Anak-anak didik usianya sudah dewasa ini
tetap saja kanak-kanak sampai tua, karena sudah bertahun-tahun di universitas
masih saja terbuntu di kualitas fakultif atau bahkan jurusan.
Apa begitu itu namanya, kata Saridin,
kalau bukan ndagel.
Kalau remaja-remaja itu berangkat ke
universitas, ngakunya pergi kuliah. Istilah itu dari bahasa Arab: kulliyah.
Artinya, suatu keberangkatan intelektual, mental, spiritual dan moral menuju
taraf kosmopolitanisme.
Segi lawakannya menurut Saridin terletak
pada kenyataan bahwa sebenarnya mereka bukan berangkat kuliah, melainkan
berangkat juz'iyyah. Ya yang diterangkan di atas tadi: juz'iyyah itu artinya
berangkat memahami sesuatu secara sektoral, secara fakultatif dan parsial.
Seandainya mereka bukan pelawak, tentu
setiap keberangkatan juz'iyyah akan selalu pada akhirnya diorientasikan atau
dikembalikan lagi ke spektrum kulliyah atau universalitas.

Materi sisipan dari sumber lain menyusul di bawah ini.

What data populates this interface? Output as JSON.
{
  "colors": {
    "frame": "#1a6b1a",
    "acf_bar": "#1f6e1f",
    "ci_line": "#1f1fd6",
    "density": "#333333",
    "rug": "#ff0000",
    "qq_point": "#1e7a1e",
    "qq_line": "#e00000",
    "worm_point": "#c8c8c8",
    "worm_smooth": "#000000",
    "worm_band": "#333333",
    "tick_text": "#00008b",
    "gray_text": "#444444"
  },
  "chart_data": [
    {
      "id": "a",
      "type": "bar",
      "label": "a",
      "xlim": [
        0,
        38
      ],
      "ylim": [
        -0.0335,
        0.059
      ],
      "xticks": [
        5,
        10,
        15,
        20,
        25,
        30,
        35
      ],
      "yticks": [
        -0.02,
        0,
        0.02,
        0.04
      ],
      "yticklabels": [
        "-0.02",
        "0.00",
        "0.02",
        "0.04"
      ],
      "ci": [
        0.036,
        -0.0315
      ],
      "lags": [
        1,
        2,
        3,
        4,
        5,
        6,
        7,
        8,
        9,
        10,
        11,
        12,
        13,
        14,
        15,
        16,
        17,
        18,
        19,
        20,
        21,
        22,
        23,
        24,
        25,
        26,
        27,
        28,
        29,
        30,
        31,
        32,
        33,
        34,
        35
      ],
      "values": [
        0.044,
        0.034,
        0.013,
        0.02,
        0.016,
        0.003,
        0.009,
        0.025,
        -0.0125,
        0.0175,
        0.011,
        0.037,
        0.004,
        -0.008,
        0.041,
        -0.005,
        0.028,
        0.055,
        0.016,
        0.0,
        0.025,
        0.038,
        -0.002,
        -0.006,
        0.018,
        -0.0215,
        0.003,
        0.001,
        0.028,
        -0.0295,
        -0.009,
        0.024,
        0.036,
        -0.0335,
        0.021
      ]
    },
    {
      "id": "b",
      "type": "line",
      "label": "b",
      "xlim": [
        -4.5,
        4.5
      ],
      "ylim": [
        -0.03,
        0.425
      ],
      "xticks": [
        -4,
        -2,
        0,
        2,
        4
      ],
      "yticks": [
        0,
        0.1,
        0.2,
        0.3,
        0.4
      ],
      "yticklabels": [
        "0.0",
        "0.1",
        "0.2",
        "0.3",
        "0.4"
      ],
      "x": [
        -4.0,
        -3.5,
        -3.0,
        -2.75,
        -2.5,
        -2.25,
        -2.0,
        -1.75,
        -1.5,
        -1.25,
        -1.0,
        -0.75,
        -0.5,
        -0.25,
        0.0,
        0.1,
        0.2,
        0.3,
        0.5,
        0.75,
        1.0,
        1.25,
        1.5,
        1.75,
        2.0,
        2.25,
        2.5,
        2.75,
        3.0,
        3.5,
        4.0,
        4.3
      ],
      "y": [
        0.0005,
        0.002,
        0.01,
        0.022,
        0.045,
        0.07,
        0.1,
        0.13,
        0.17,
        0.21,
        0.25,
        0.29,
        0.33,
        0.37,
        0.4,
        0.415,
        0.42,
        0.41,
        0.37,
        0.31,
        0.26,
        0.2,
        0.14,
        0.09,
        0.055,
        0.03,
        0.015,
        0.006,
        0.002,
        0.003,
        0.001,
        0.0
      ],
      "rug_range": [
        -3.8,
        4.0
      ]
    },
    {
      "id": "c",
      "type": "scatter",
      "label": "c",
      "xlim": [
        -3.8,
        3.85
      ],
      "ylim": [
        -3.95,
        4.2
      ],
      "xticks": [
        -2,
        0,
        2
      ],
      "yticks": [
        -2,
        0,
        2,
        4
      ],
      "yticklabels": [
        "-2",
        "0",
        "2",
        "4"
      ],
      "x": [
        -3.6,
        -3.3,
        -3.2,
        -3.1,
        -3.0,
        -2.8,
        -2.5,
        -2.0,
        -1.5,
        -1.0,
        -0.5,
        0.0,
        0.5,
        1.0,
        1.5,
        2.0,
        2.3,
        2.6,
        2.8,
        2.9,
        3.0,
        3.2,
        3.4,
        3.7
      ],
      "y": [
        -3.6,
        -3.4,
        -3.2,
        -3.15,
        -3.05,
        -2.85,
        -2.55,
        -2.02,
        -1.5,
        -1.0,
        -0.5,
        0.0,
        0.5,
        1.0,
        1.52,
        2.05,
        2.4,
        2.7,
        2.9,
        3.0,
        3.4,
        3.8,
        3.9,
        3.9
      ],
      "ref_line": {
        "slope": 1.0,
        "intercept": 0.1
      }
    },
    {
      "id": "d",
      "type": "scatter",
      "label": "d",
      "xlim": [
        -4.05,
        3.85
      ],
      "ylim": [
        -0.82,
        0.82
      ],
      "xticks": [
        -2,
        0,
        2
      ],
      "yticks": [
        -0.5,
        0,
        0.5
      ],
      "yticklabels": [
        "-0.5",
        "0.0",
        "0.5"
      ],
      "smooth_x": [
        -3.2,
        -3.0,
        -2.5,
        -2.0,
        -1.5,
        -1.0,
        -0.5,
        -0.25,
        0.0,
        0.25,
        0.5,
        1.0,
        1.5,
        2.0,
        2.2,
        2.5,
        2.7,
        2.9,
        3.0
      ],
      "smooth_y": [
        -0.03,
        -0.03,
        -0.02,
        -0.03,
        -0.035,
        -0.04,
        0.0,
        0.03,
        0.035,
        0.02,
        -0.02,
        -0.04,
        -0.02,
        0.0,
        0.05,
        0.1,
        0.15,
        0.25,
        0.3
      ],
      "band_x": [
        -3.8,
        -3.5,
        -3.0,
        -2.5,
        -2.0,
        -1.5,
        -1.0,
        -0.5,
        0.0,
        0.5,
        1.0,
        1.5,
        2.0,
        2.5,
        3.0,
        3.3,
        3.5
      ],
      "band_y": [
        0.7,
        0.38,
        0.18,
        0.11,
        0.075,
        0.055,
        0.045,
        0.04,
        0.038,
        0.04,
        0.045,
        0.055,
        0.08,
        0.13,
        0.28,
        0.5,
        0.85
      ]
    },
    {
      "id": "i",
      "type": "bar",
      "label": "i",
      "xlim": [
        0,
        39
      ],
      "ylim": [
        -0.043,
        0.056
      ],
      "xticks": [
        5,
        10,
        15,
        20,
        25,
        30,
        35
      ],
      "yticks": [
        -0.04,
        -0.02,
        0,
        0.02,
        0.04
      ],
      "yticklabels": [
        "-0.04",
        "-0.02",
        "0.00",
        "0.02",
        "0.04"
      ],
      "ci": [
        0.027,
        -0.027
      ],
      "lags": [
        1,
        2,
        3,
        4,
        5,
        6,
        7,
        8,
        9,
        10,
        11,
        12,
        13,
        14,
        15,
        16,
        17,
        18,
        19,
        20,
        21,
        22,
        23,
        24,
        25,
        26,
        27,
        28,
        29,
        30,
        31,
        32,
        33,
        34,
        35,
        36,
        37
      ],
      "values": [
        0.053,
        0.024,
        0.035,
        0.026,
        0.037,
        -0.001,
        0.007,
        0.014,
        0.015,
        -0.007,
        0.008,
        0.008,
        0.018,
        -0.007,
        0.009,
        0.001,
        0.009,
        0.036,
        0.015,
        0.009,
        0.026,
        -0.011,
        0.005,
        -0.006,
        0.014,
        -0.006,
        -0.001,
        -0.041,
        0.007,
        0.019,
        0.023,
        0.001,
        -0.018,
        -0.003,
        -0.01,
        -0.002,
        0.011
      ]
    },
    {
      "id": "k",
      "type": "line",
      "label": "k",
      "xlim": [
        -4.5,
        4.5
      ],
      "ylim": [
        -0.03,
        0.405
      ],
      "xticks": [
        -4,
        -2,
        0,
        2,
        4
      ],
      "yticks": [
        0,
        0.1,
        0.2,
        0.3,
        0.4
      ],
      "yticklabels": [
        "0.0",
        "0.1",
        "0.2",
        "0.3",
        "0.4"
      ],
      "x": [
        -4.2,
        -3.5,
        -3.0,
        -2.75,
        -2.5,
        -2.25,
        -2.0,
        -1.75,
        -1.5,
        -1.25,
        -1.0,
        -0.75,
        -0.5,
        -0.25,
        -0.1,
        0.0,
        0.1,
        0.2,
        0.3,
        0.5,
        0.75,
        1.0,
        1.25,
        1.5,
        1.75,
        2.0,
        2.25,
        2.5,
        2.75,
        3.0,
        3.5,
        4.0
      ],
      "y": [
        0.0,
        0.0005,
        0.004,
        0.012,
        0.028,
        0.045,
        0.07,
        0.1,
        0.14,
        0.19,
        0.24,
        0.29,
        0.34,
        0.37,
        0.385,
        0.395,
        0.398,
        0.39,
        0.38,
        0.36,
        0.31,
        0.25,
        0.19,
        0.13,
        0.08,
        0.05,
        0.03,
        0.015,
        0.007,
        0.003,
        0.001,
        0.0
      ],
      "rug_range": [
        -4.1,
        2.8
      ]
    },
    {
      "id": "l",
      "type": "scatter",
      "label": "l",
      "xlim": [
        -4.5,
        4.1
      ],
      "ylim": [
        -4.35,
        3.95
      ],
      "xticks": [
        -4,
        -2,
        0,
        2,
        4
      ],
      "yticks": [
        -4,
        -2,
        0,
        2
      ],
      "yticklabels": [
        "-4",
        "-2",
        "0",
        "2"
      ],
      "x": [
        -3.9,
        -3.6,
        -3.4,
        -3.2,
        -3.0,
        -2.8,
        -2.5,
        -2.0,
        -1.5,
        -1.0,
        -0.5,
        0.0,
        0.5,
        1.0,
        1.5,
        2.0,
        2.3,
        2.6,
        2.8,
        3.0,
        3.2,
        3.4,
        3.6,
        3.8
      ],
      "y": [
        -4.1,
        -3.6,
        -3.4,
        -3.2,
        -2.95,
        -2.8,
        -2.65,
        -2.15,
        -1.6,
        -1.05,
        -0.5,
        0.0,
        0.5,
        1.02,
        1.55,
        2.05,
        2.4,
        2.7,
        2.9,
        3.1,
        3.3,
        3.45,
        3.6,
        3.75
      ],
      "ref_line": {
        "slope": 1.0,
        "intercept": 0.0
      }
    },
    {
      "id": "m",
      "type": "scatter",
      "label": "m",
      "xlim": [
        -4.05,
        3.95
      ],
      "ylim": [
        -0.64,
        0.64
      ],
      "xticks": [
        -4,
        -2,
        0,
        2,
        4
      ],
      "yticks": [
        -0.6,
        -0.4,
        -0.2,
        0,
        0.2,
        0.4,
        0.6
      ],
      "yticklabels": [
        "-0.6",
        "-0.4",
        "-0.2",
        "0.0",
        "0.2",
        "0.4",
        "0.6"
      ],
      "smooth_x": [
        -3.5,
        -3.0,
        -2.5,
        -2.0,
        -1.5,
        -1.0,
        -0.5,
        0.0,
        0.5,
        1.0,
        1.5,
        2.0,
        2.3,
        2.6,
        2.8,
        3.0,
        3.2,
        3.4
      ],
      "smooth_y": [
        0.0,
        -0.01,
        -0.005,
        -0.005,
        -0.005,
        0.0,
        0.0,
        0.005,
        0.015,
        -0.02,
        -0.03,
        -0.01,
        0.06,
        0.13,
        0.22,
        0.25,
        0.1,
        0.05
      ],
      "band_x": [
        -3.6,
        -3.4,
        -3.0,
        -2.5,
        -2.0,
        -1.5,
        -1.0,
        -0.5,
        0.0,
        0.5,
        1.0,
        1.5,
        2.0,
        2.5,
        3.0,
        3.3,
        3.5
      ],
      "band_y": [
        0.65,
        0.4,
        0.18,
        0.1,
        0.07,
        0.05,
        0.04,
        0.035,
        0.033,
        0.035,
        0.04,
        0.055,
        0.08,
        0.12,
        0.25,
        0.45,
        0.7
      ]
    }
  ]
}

Tapi karena tradisi demikian tidak
menjadi habitat utama budaya pendidikan manusia modern, maka hasilnya adalah
kesempitan.
Umpamanya kalau mereka disodori pakaian
oleh Saridin dan tanyakan kepada mereka "apa ini?" mereka paling
menjawab "ini baju, " atau ini celana," ini cawet." Atau
ini dasi."
Mereka tidak pernah menjawab-ini kain,
ini benang," ini kapas" ini serat-serat," atau mungkin ini
kerjasama antara alam ciptaan Tuhan dengan teknologi ciptaan manusia."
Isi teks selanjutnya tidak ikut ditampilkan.